Empresas precisam de tecnologia e revisão de contratos para duplicata escritural

Empresas brasileiras terão que investir em tecnologia e renegociar contratos para se adaptar à duplicata escritural, com PMEs enfrentando maiores desafios.

Empresas precisam de tecnologia e revisão de contratos para duplicata escritural

A transição para o modelo de duplicata escritural, um marco regulatório importante, agora direciona o foco para a sua implementação prática nas empresas. Este processo demandará investimentos significativos em tecnologia, uma análise aprofundada e a renegociação de contratos existentes, além de uma mudança cultural interna. Os desafios, contudo, tendem a ser mais acentuados para as pequenas e médias empresas (PMEs), que podem ter recursos mais limitados para se adaptar às novas exigências.

A duplicata escritural representa uma evolução no sistema de notas fiscais eletrônicas, prometendo trazer maior segurança e eficiência às transações comerciais. A digitalização desse processo visa simplificar operações, reduzir custos operacionais e mitigar riscos de fraudes e inadimplência. A expectativa é que a adoção generalizada deste modelo contribua para um ambiente de negócios mais robusto e transparente no país.

Para as grandes corporações, a adaptação pode ser mais ágil, dada a infraestrutura tecnológica e os departamentos jurídicos e de TI já estabelecidos. No entanto, a revisão de contratos e a integração com sistemas legados ainda exigirão atenção. A mudança de cultura, que envolve a familiarização de equipes com novos fluxos de trabalho e a confiança no novo sistema, também será um ponto crucial.

Já as PMEs, que formam a espinha dorsal da economia brasileira, podem encontrar barreiras mais significativas. A falta de capital para investimentos em software e hardware, a escassez de pessoal especializado em tecnologia e a menor capacidade de negociação para alterar contratos com fornecedores e clientes são fatores que podem dificultar a adoção. O suporte e a orientação de órgãos de classe e do governo serão fundamentais para que essas empresas não fiquem para trás.

O diretor do Banco Central já destacou que a duplicata escritural tem o potencial de reduzir o custo do crédito e aumentar a segurança das operações financeiras. Essa modernização é vista como um passo essencial para a digitalização e a competitividade do setor empresarial brasileiro, alinhando o país às melhores práticas internacionais.

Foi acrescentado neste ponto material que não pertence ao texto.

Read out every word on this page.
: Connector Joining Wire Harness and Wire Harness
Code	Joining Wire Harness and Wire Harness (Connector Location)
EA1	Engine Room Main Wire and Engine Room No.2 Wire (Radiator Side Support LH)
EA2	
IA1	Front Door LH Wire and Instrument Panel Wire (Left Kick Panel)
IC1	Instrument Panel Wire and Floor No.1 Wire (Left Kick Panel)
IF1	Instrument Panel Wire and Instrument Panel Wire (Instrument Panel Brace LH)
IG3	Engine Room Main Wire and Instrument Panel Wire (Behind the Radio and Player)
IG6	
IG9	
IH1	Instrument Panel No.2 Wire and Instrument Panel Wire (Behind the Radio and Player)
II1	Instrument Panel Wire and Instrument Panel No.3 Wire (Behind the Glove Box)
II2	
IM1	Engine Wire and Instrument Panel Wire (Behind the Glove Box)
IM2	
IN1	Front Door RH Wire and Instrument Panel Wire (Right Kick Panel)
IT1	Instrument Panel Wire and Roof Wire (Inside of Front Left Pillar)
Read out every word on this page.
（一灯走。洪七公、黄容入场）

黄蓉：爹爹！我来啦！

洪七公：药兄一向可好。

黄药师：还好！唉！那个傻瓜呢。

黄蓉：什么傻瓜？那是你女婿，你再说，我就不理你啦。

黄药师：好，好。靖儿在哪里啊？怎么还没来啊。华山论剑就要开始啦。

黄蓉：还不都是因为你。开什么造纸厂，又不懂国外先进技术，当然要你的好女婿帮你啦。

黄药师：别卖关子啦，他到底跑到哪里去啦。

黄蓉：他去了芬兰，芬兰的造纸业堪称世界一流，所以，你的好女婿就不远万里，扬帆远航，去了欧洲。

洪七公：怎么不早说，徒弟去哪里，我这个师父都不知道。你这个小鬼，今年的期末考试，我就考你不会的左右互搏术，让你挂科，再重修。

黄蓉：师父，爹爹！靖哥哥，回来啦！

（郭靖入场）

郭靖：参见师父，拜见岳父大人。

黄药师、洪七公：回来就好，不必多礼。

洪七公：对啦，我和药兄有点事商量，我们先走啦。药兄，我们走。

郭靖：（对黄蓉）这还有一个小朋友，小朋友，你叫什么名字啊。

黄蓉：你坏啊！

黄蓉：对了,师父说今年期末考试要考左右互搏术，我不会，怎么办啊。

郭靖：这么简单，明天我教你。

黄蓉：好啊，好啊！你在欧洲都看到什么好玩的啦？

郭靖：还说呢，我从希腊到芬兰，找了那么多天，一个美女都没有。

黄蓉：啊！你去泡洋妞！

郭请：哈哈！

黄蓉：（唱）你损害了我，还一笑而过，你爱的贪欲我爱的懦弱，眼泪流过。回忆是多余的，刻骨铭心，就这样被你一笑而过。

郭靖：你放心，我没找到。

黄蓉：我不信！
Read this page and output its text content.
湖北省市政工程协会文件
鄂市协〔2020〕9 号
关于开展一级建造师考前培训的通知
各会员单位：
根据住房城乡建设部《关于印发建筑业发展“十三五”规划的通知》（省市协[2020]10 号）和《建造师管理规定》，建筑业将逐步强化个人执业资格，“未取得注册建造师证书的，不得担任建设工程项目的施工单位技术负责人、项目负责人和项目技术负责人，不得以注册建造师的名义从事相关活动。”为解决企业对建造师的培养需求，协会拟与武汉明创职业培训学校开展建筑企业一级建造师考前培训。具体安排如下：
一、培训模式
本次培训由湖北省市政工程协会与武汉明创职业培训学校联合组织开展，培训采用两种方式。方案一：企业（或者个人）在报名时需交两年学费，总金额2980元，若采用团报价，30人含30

A clareza nas regulamentações e o fornecimento de ferramentas de apoio serão determinantes para o sucesso da implementação em larga escala.

A expectativa é que, com o tempo, a curva de aprendizado se normalize e os benefícios da duplicata escritural se tornem evidentes para todos os portes de empresa. A colaboração entre o setor público e o privado será chave para superar os obstáculos e garantir que a transição ocorra de forma equitativa e eficaz, impulsionando a eficiência e a segurança do mercado brasileiro.